Alternatively consider 101 mod 2^n and mod 5^n:
In base 2, 101 is written:
110011
and in base 5
41
Now, we know that for 101^{100}-1 to be divisible by 10^n that 101^{100} \equiv 1 (mod 2^n) and 101^{100} \equiv 1 (mod 5^n)
Now, \phi(5^3)=5^2\times(5-1)=100 so x^{100} \equiv 1(mod 125)
and \phi(2^3)=2^2\times(201)=4 so x^{100} \equiv (x^{25})^4) \equiv 1 (mod 8)
but
\phi(5^4)=5^3\times(5-1)=600 does not divide 100 so you need to check it.
similarly
\phi(2^4)=2^3\times(2-1)=8 does not divide 100, and it's probably a faster one to check:
100 \equiv 4 (mod 8)
and 101 \equiv 5 (mod 16)

so 101^{100} \equiv 5^{4}\equiv 625 \equiv 9 \nequiv 1 (mod 16)
so 16 does not divide 100^{101}-1 therefore 10000 also does not.
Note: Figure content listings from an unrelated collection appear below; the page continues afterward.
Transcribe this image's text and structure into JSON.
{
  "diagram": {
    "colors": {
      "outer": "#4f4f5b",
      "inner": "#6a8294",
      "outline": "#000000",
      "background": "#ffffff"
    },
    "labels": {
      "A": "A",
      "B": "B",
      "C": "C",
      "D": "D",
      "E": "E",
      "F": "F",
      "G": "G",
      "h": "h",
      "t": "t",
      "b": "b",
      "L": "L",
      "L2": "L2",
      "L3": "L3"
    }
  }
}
so 101^{100} \equiv 5^{4}\equiv 625 \equiv 1 (mod 16)
(Corrected.I probably shouldn't be doing this in my head.)

 

[Gokul43201]

Wait a second : 101 == 5 (mod 16)
=> 101^2 ==25==9(mod 16) or 101^4 ==81==1(mod 16).
So 16 divides 101^100 - 1

 

[robert Ihnot]

This is a question of the binominal formula for (100+1)^100 the leading term is going to be 100^100 and the last three terms are (100^2)x100x99/2 + 100x100 +1. So subtracting off 1 we have 100x100 as the smallest term in powers of 100, and the answer is 10,000 will divide the expression.

 

[Gokul43201]

This proves that 10,000 divides the number. How can I be sure there isn't another larger divisor ? It seems unlikely but not impossible...yet.

 

[Muzza]

How can I be sure there isn't another larger divisor ?

Evaluate 101^100 - 1 modulo 10^5. By the binomial theorem, we have that

(100 + 1)^{100} = \sum_{k = 0}^{100} \binom{100}{k} 100^k = \sum_{k = 0}^{100} \binom{100}{k} 10^{2k} .
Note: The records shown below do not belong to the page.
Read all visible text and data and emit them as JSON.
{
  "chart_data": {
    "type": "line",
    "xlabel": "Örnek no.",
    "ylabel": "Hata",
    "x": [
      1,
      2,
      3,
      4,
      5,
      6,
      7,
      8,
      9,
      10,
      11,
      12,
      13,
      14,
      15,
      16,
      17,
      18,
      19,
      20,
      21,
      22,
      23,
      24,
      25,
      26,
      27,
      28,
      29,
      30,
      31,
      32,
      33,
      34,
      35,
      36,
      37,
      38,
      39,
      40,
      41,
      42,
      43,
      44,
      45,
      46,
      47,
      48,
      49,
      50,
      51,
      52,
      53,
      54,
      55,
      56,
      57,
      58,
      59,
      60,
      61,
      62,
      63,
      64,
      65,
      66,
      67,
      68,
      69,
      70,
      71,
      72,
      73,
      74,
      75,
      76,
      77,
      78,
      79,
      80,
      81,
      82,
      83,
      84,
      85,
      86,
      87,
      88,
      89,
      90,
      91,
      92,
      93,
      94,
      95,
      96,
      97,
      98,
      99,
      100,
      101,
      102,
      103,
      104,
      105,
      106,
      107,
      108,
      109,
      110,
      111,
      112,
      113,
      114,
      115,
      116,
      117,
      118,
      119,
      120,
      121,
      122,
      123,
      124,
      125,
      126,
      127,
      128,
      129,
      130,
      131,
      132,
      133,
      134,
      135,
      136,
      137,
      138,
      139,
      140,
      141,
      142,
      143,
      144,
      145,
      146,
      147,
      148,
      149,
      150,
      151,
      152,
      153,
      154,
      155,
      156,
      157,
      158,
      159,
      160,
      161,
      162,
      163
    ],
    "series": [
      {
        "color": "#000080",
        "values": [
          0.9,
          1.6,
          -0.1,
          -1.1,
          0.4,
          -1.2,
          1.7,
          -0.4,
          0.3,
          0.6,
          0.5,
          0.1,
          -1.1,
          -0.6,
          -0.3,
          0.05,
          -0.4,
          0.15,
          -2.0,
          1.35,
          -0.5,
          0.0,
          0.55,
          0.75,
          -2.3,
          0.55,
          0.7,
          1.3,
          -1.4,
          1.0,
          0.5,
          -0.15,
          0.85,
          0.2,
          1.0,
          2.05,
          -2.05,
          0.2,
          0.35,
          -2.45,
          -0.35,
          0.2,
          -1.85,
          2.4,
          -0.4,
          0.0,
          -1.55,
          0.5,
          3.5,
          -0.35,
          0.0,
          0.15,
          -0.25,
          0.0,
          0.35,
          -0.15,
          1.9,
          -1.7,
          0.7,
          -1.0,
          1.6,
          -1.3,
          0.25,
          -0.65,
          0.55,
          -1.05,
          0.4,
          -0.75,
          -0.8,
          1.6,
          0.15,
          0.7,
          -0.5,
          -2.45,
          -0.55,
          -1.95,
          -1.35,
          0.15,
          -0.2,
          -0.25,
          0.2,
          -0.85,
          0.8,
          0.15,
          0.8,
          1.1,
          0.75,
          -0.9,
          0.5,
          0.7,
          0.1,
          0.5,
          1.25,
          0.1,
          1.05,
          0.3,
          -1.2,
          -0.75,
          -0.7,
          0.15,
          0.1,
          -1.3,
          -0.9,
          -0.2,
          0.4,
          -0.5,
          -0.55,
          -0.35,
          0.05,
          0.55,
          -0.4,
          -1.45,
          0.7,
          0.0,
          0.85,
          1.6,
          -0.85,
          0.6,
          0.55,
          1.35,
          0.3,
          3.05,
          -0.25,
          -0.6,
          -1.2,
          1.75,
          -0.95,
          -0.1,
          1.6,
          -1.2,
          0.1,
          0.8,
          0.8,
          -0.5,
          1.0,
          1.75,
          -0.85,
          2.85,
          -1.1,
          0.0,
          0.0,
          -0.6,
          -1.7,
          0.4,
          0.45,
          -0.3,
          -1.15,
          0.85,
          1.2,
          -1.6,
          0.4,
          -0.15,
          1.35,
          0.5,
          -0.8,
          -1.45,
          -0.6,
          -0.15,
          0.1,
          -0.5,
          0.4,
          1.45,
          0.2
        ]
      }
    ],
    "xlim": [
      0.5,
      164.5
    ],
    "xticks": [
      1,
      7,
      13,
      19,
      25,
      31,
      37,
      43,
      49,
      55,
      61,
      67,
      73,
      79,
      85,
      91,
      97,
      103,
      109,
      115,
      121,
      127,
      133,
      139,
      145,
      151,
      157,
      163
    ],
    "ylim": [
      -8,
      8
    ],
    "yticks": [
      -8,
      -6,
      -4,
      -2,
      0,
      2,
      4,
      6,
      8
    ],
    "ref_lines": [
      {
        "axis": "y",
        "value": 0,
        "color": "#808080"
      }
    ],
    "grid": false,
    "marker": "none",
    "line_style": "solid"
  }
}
Now, when the exponent of 10 is bigger than 5 (i.e k > 2), the terms in the sum are congruent to 0 mod 10^5. So

\sum_{k = 0}^{100} \binom{100}{k} 10^{2k} \equiv \binom{100}{0} 10^{0} + \binom{100}{1} 10^{2} + \binom{100}{2} 10^{4} \pmod{10^5}.
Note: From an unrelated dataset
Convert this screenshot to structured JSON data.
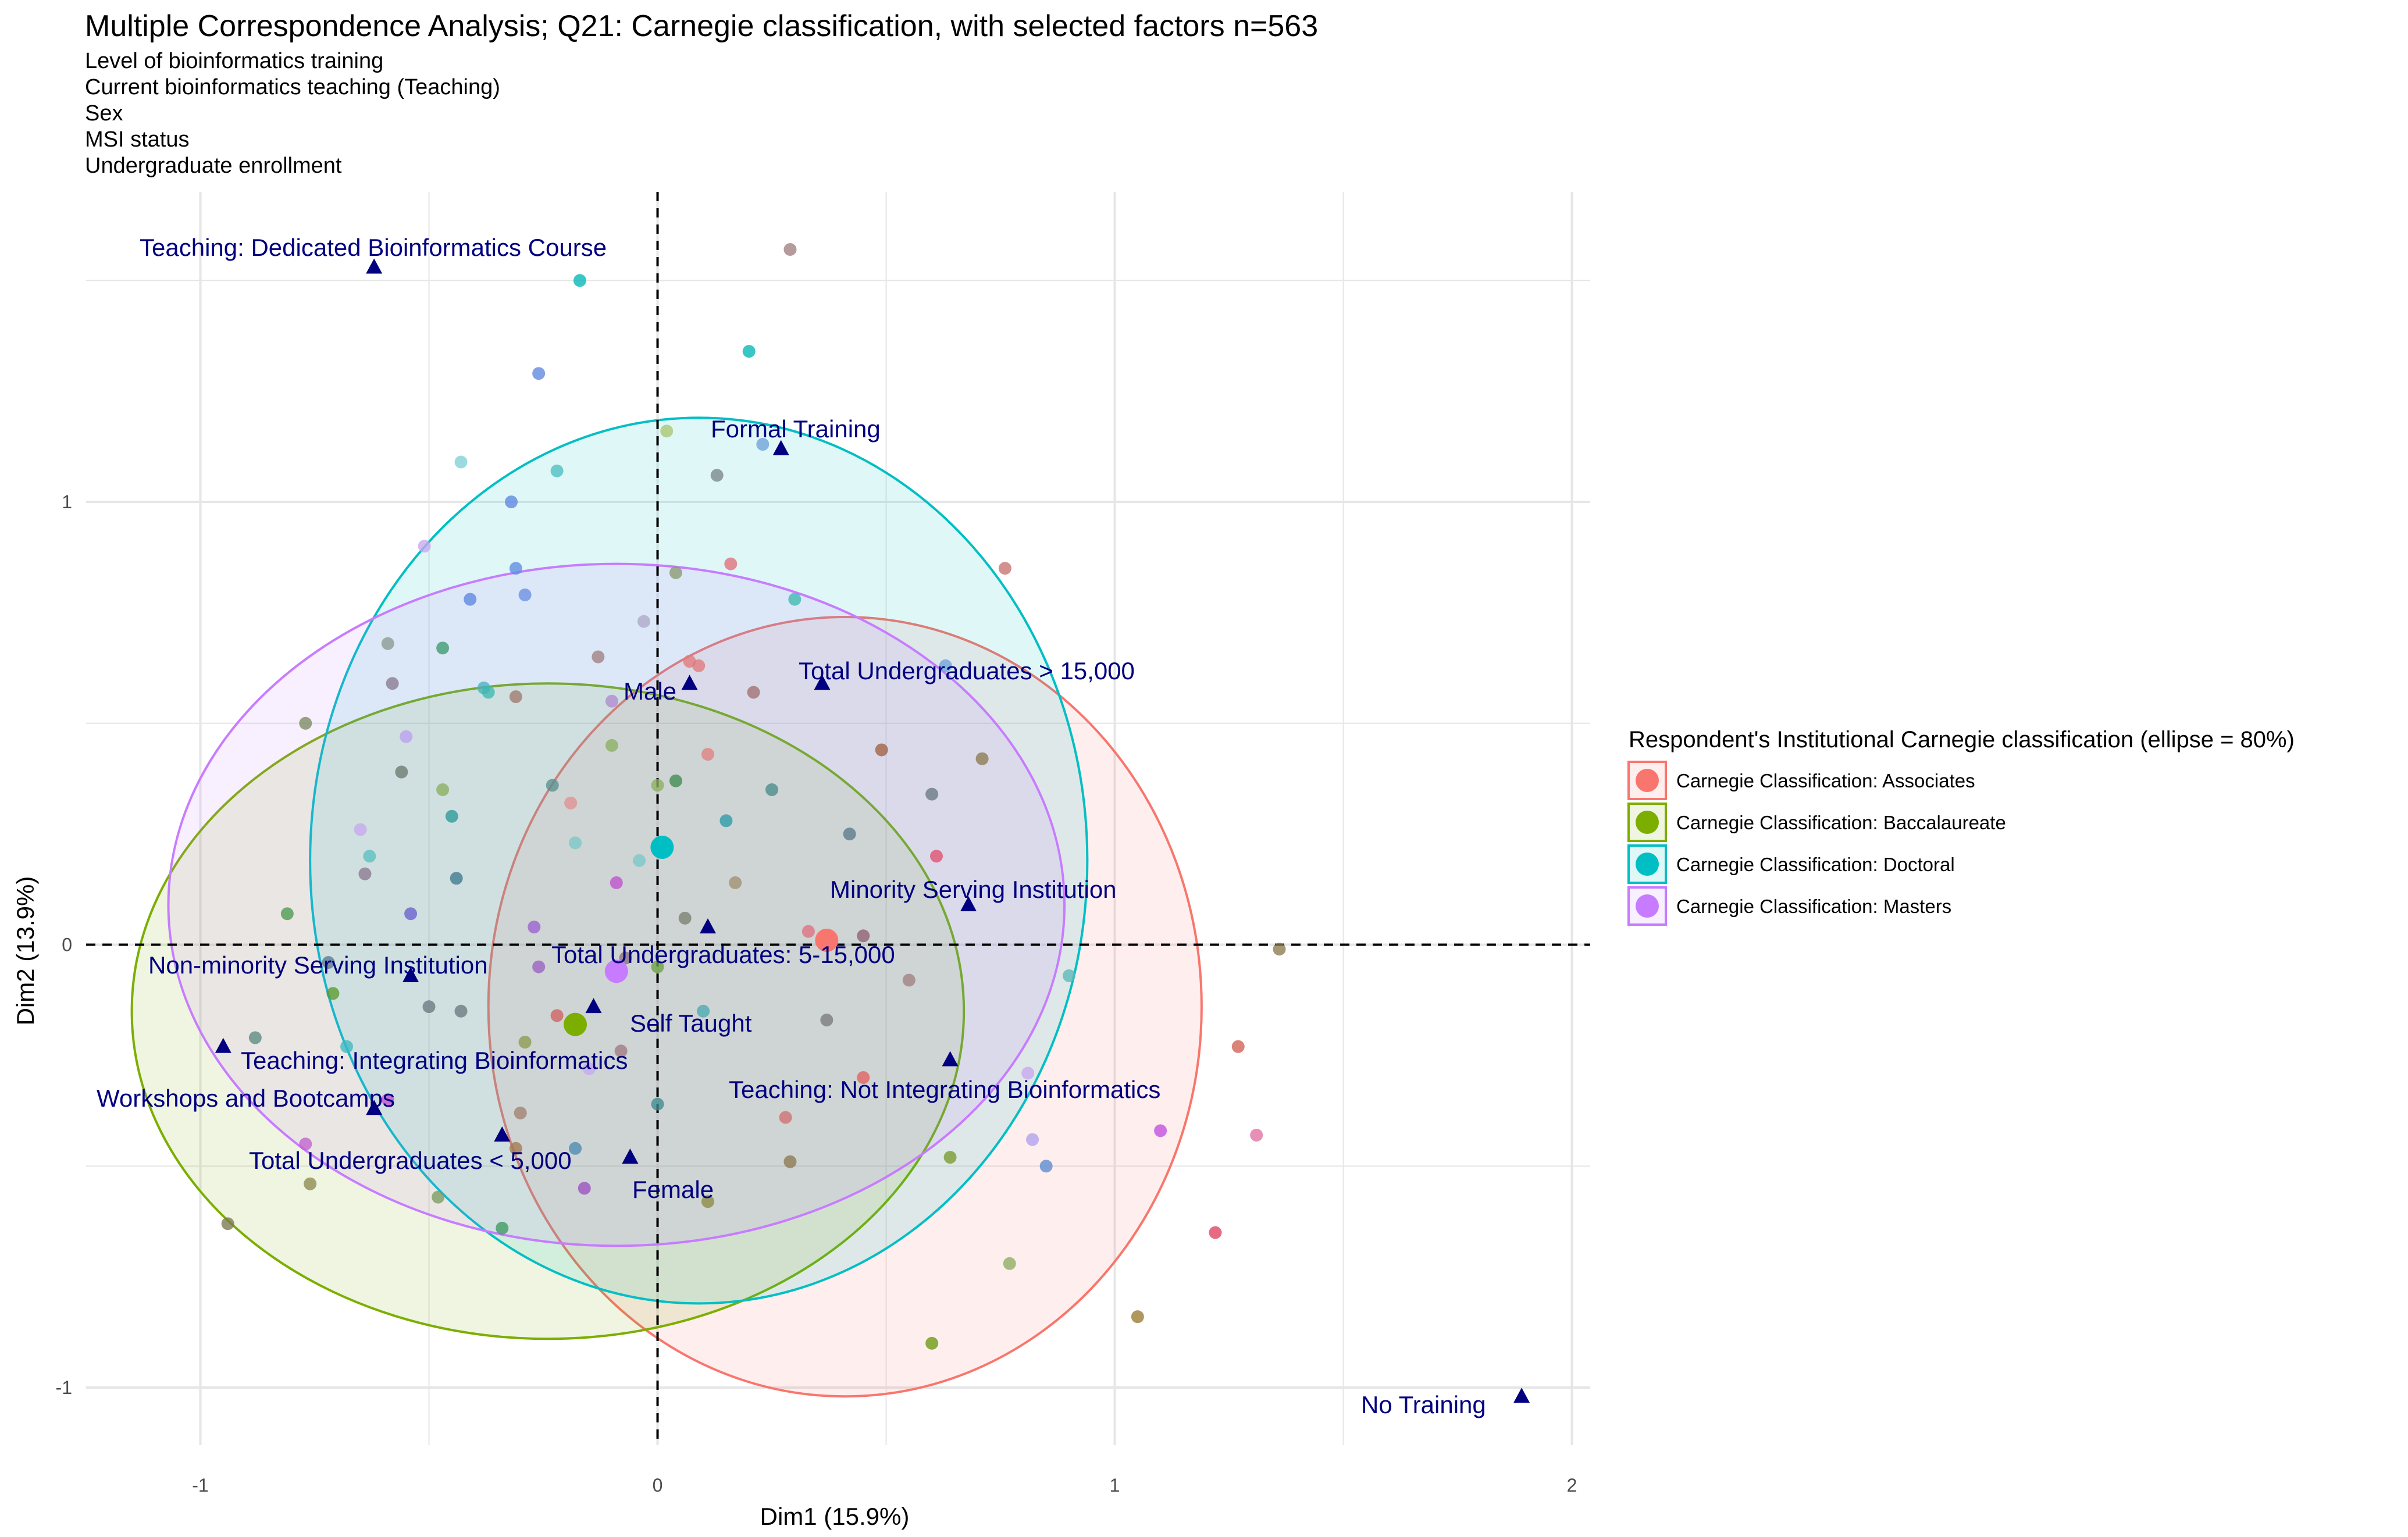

That's pretty easy to evaluate (you can do it in your head), but I'll spare you the calculations. It's 49510001. So 101^100 - 1 = 49510001 - 1 != 0 (mod 10^5).

 

[1+1=1]

gokul- this almost looks like the exact same material that i am studying... hmmm, weird no?

 

[Gokul43201]

Actually, I found this problem in a practice test paper for a B-School Entrance Exam.